Dans l'essai "La féerie de Noël au Nevada", il décrit comment les mineurs d'un village minier, ayant reçu une petite salaire, tentent de célébrer la fête, mais leur joie est груbe et primitive par rapport aux récits de bal de luxe à San Francisco. Pour lui, Noël accentue, et non adoucit, les contrastes sociaux.
Le motif "de l'autre" enfant. Dans ses textes satiriques, Twain joue souvent la situation où un enfant riche et gâté reçoit une montagne de cadeaux, tandis que le pauvre ne reçoit rien ou une pitoyable bric à brac. Ce n'est pas une occasion pour une morale larmoyante, mais un prétexte pour une ironie amère sur le système qui s'appelle chrétien.
Même dans les textes les plus critiques, Twain trouve une salut dans le rire purificateur.
"Lettres de la Terre" (1909, publié posthume). Dans cet œuvre audacieux et blasphématoire, l'archange Satan, observant les coutumes humaines, écrit avec étonnement de Noël : les gens célébrent le jour de naissance de celui qu'ils ont eux-mêmes crucifié, combinant des prières avec de la gloutonnerie et de laivresse. L'humour de Twain atteint ici une portée cosmique, presque swifte, révélant l'absurdité et la contradiction de la nature humaine à travers la prisme de la fête.
"Comment j'ai été envoyé pour un arbre de Noël" ("How I Was Sent for a Christmas Tree"). Dans ce récit humoristique au nom d'un garçon, il est décrit un voyage chaotique, joyeux et raté pour obtenir un arbre de Noël. La magie ici naît pas de l'idylle, mais du chaos, de l'énergie enfantine et des échecs comiques, qui est plus proche de l'expérience réelle que de l'expérience embellie.
Dans la vie privée, en particulier envers ses filles, Twain était un apologiste passionné du magique Noël. Il composait lui-même des lettres de Santa Claus avec son humour characteristic, organisait des spectacles et des farces complexes avec des cadeaux. Sa maison à Hartford devenait un théâtre de merveilles pendant la fête. Ce contraste entre le sceptique public et le magicien privé est la clé pour comprendre sa position. Il haïssait Noël comme institut social, mais aimait son potentiel pour la créativité, la proximité familiale et la création d'un mythe personnel pour ses enfants.
Mark Twain ne croyait pas que "la beauté sauvera le monde" ou que un miracle de Noël pourrait corriger la nature humaine. Son regard sur la fête était raisonnable, dépourvu d'illusions, mais pas dépourvu d'amour.
Noël comme diagnostic : Il révèle les aspects les plus ignobles de la société - le mensonge, la cupidité, l'inégalité sociale.

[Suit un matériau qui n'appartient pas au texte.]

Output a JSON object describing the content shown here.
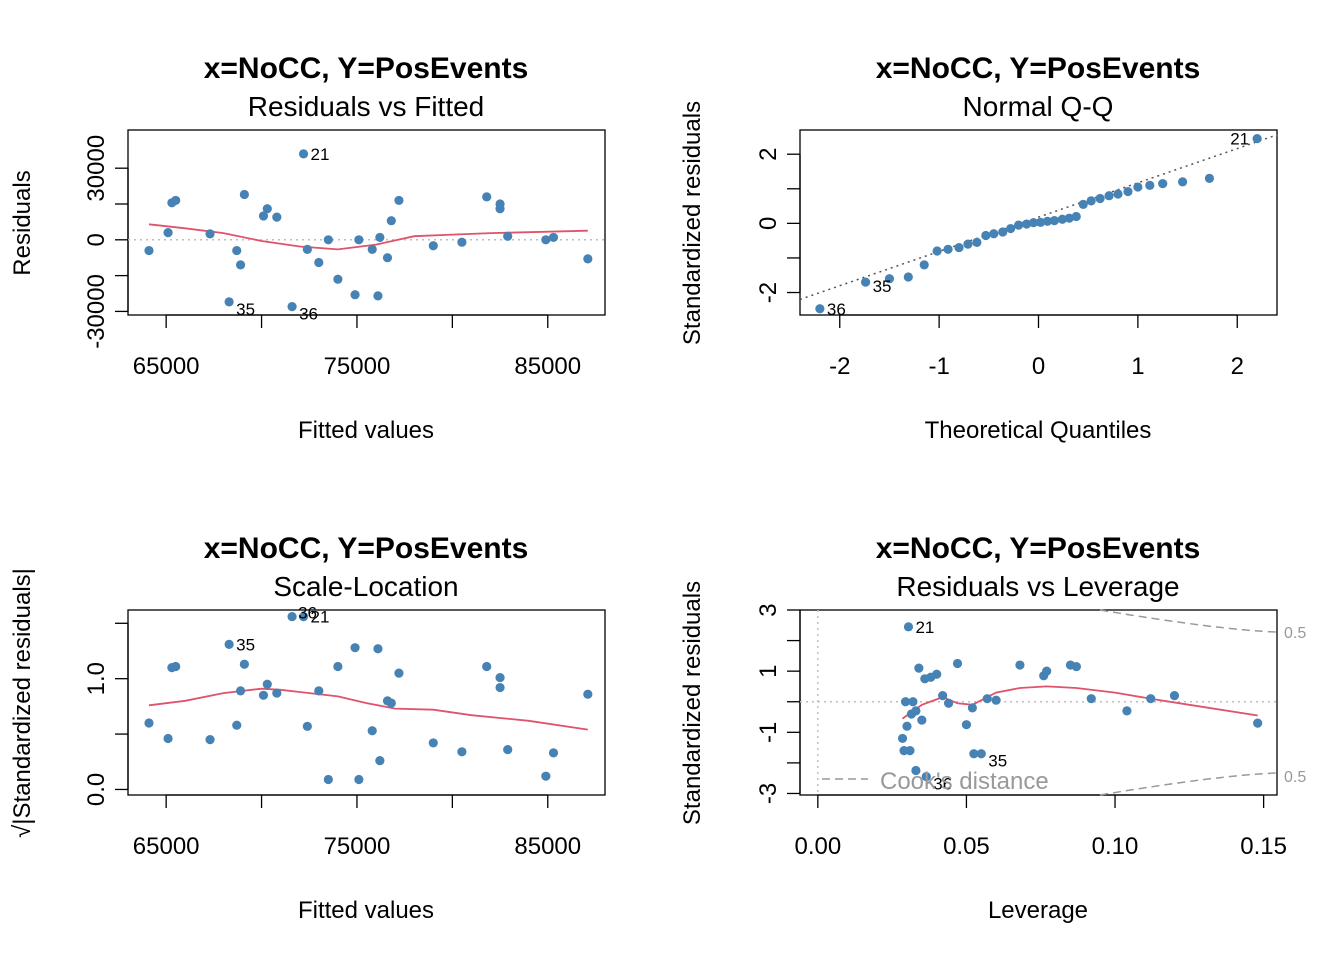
{
  "colors": {
    "points": "#4682b4",
    "smooth": "#df536b",
    "ref": "#bebebe",
    "cook": "#999999"
  },
  "chart_data": [
    {
      "type": "scatter",
      "title": "x=NoCC, Y=PosEvents",
      "subtitle": "Residuals vs Fitted",
      "xlabel": "Fitted values",
      "ylabel": "Residuals",
      "xlim": [
        63000,
        88000
      ],
      "ylim": [
        -31500,
        46000
      ],
      "xticks": [
        65000,
        75000,
        85000
      ],
      "xticks_minor": [
        70000,
        80000
      ],
      "yticks": [
        -30000,
        0,
        30000
      ],
      "yticks_minor": [
        -15000,
        15000
      ],
      "ref_y": 0,
      "points": {
        "x": [
          64100,
          65100,
          65300,
          65500,
          67300,
          68300,
          68700,
          68900,
          69100,
          70100,
          70300,
          70800,
          71600,
          72200,
          72400,
          73000,
          73500,
          74000,
          74900,
          75100,
          75800,
          76100,
          76200,
          76600,
          76800,
          77200,
          79000,
          80500,
          81800,
          82500,
          82500,
          82900,
          84900,
          85300,
          87100
        ],
        "y": [
          -4500,
          3000,
          15500,
          16500,
          2500,
          -26000,
          -4500,
          -10500,
          19000,
          10000,
          13000,
          9500,
          -28000,
          36000,
          -4000,
          -9500,
          0,
          -16500,
          -23000,
          0,
          -4000,
          -23500,
          1000,
          -7500,
          8000,
          16500,
          -2500,
          -1000,
          18000,
          13000,
          15000,
          1500,
          0,
          1000,
          -8000
        ]
      },
      "labels": [
        {
          "text": "21",
          "x": 72200,
          "y": 36000
        },
        {
          "text": "35",
          "x": 68300,
          "y": -26000
        },
        {
          "text": "36",
          "x": 71600,
          "y": -28000
        }
      ],
      "smooth": {
        "x": [
          64100,
          66000,
          68000,
          70000,
          72000,
          74000,
          76000,
          78000,
          80000,
          82000,
          84000,
          87100
        ],
        "y": [
          6500,
          4800,
          2800,
          -500,
          -2800,
          -4000,
          -2000,
          1500,
          2200,
          2800,
          3200,
          3800
        ]
      }
    },
    {
      "type": "scatter",
      "title": "x=NoCC, Y=PosEvents",
      "subtitle": "Normal Q-Q",
      "xlabel": "Theoretical Quantiles",
      "ylabel": "Standardized residuals",
      "xlim": [
        -2.4,
        2.4
      ],
      "ylim": [
        -2.65,
        2.7
      ],
      "xticks": [
        -2,
        -1,
        0,
        1,
        2
      ],
      "yticks": [
        -2,
        0,
        2
      ],
      "yticks_minor": [
        -1,
        1
      ],
      "ref_line": {
        "x1": -2.4,
        "y1": -2.2,
        "x2": 2.4,
        "y2": 2.56
      },
      "points": {
        "x": [
          -2.2,
          -1.74,
          -1.5,
          -1.31,
          -1.15,
          -1.02,
          -0.91,
          -0.8,
          -0.71,
          -0.62,
          -0.53,
          -0.45,
          -0.36,
          -0.28,
          -0.2,
          -0.12,
          -0.05,
          0.02,
          0.09,
          0.16,
          0.24,
          0.31,
          0.38,
          0.45,
          0.53,
          0.62,
          0.71,
          0.8,
          0.9,
          1.0,
          1.12,
          1.25,
          1.45,
          1.72,
          2.2
        ],
        "y": [
          -2.47,
          -1.7,
          -1.6,
          -1.55,
          -1.2,
          -0.8,
          -0.75,
          -0.7,
          -0.6,
          -0.55,
          -0.35,
          -0.3,
          -0.25,
          -0.15,
          -0.05,
          -0.02,
          0.02,
          0.03,
          0.06,
          0.08,
          0.12,
          0.15,
          0.2,
          0.55,
          0.65,
          0.72,
          0.8,
          0.85,
          0.92,
          1.05,
          1.1,
          1.15,
          1.2,
          1.3,
          2.45
        ]
      },
      "labels": [
        {
          "text": "21",
          "x": 2.2,
          "y": 2.45
        },
        {
          "text": "35",
          "x": -1.74,
          "y": -1.7
        },
        {
          "text": "36",
          "x": -2.2,
          "y": -2.47
        }
      ]
    },
    {
      "type": "scatter",
      "title": "x=NoCC, Y=PosEvents",
      "subtitle": "Scale-Location",
      "xlabel": "Fitted values",
      "ylabel": "√|Standardized residuals|",
      "xlim": [
        63000,
        88000
      ],
      "ylim": [
        -0.05,
        1.62
      ],
      "xticks": [
        65000,
        75000,
        85000
      ],
      "xticks_minor": [
        70000,
        80000
      ],
      "yticks": [
        0.0,
        1.0
      ],
      "yticks_minor": [
        0.5,
        1.5
      ],
      "points": {
        "x": [
          64100,
          65100,
          65300,
          65500,
          67300,
          68300,
          68700,
          68900,
          69100,
          70100,
          70300,
          70800,
          71600,
          72200,
          72400,
          73000,
          73500,
          74000,
          74900,
          75100,
          75800,
          76100,
          76200,
          76600,
          76800,
          77200,
          79000,
          80500,
          81800,
          82500,
          82500,
          82900,
          84900,
          85300,
          87100
        ],
        "y": [
          0.6,
          0.46,
          1.1,
          1.11,
          0.45,
          1.31,
          0.58,
          0.89,
          1.13,
          0.85,
          0.95,
          0.87,
          1.56,
          1.56,
          0.57,
          0.89,
          0.09,
          1.11,
          1.28,
          0.09,
          0.53,
          1.27,
          0.26,
          0.8,
          0.78,
          1.05,
          0.42,
          0.34,
          1.11,
          0.92,
          1.01,
          0.36,
          0.12,
          0.33,
          0.86
        ]
      },
      "labels": [
        {
          "text": "35",
          "x": 68300,
          "y": 1.31
        },
        {
          "text": "36",
          "x": 71600,
          "y": 1.56
        },
        {
          "text": "21",
          "x": 72200,
          "y": 1.56
        }
      ],
      "smooth": {
        "x": [
          64100,
          66000,
          68000,
          70000,
          71000,
          72000,
          74000,
          75500,
          77000,
          79000,
          81000,
          84000,
          87100
        ],
        "y": [
          0.76,
          0.8,
          0.87,
          0.91,
          0.9,
          0.88,
          0.84,
          0.78,
          0.73,
          0.72,
          0.67,
          0.62,
          0.54
        ]
      }
    },
    {
      "type": "scatter",
      "title": "x=NoCC, Y=PosEvents",
      "subtitle": "Residuals vs Leverage",
      "xlabel": "Leverage",
      "ylabel": "Standardized residuals",
      "xlim": [
        -0.006,
        0.1545
      ],
      "ylim": [
        -3.05,
        3.0
      ],
      "xticks": [
        "0.00",
        "0.05",
        "0.10",
        "0.15"
      ],
      "xtick_values": [
        0,
        0.05,
        0.1,
        0.15
      ],
      "yticks": [
        -3,
        -1,
        1,
        3
      ],
      "yticks_minor": [
        -2,
        0,
        2
      ],
      "legend": {
        "text": "Cook's distance",
        "position": "bottom-left"
      },
      "cook_contour_labels": [
        "0.5",
        "0.5"
      ],
      "points": {
        "x": [
          0.0285,
          0.029,
          0.0295,
          0.03,
          0.031,
          0.0315,
          0.032,
          0.033,
          0.034,
          0.035,
          0.036,
          0.038,
          0.04,
          0.042,
          0.044,
          0.047,
          0.05,
          0.052,
          0.055,
          0.057,
          0.06,
          0.068,
          0.076,
          0.077,
          0.085,
          0.087,
          0.092,
          0.104,
          0.112,
          0.12,
          0.148,
          0.0305,
          0.033,
          0.0525,
          0.0365
        ],
        "y": [
          -1.2,
          -1.6,
          0.0,
          -0.8,
          -1.6,
          -0.4,
          0.0,
          -0.3,
          1.1,
          -0.6,
          0.75,
          0.8,
          0.9,
          0.2,
          -0.05,
          1.25,
          -0.75,
          -0.2,
          -1.7,
          0.1,
          0.05,
          1.2,
          0.85,
          1.0,
          1.2,
          1.15,
          0.1,
          -0.3,
          0.1,
          0.2,
          -0.7,
          2.45,
          -2.25,
          -1.7,
          -2.45
        ]
      },
      "labels": [
        {
          "text": "21",
          "x": 0.0305,
          "y": 2.45
        },
        {
          "text": "35",
          "x": 0.055,
          "y": -1.7
        },
        {
          "text": "36",
          "x": 0.0365,
          "y": -2.45
        }
      ],
      "smooth": {
        "x": [
          0.0285,
          0.035,
          0.042,
          0.047,
          0.052,
          0.06,
          0.068,
          0.077,
          0.087,
          0.1,
          0.112,
          0.125,
          0.148
        ],
        "y": [
          -0.55,
          -0.1,
          0.15,
          -0.05,
          -0.1,
          0.3,
          0.45,
          0.5,
          0.45,
          0.3,
          0.1,
          -0.1,
          -0.45
        ]
      }
    }
  ]
}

Noël comme mémoire : Il conserve l'image du paradis perdu de l'enfance, qui est cher mais inatteignable.
Noël comme opportunité : Pas pour l'apaisement universel, mais pour un geste sincère et privé - le rire de l'absurde, la création d'un miracle pour ses proches ou une simple réflexion honnête.

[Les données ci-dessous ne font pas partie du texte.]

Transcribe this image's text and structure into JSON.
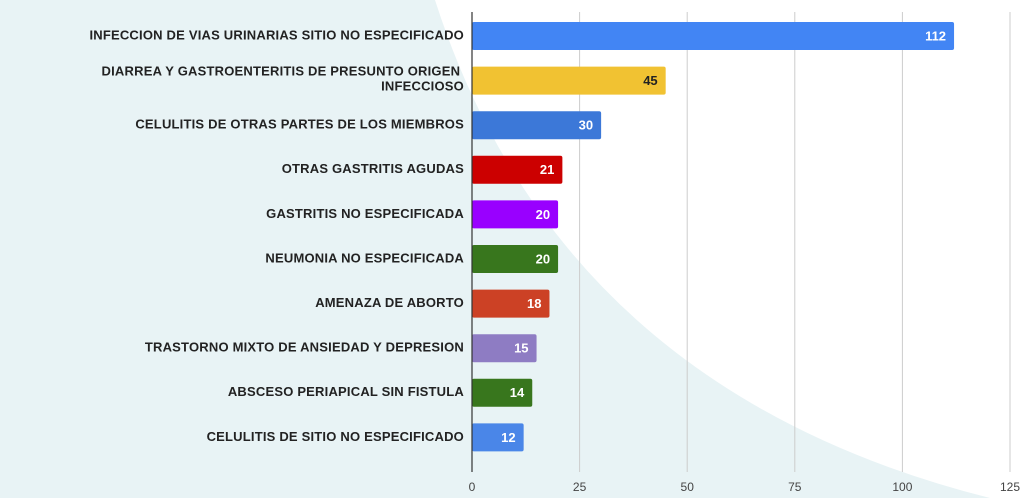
{
  "chart_data": {
    "type": "bar",
    "orientation": "horizontal",
    "categories": [
      "INFECCION DE VIAS URINARIAS SITIO NO ESPECIFICADO",
      "DIARREA Y GASTROENTERITIS DE PRESUNTO ORIGEN INFECCIOSO",
      "CELULITIS DE OTRAS PARTES DE LOS MIEMBROS",
      "OTRAS GASTRITIS AGUDAS",
      "GASTRITIS NO ESPECIFICADA",
      "NEUMONIA NO ESPECIFICADA",
      "AMENAZA DE ABORTO",
      "TRASTORNO MIXTO DE ANSIEDAD Y DEPRESION",
      "ABSCESO PERIAPICAL SIN FISTULA",
      "CELULITIS DE SITIO NO ESPECIFICADO"
    ],
    "values": [
      112,
      45,
      30,
      21,
      20,
      20,
      18,
      15,
      14,
      12
    ],
    "colors": [
      "#4285f4",
      "#f1c232",
      "#3c78d8",
      "#cc0000",
      "#9900ff",
      "#38761d",
      "#cc4125",
      "#8e7cc3",
      "#38761d",
      "#4a86e8"
    ],
    "xlim": [
      0,
      125
    ],
    "xticks": [
      0,
      25,
      50,
      75,
      100,
      125
    ],
    "grid": true
  }
}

De cette manière, Twain n'a pas écrit des récits de Noël dans le sens habituel. Il a écrit des récits sur Noël, montrant ce qui se passe avec les gens lorsque l'on met temporairement la masque du plus "bon" des festivals. Dans son monde, la salvation - si elle est possible - réside pas dans la croyance aveugle au miracle festif, mais dans une vue claire de la réalité, adoucie par l'ironie et une bonne volonté privée et non annoncée. Son Noël est un festival sans optimisme sanctionné, mais avec le droit à la nostalgie, au sarkasme et à la joie familiale tranquille malgré tout.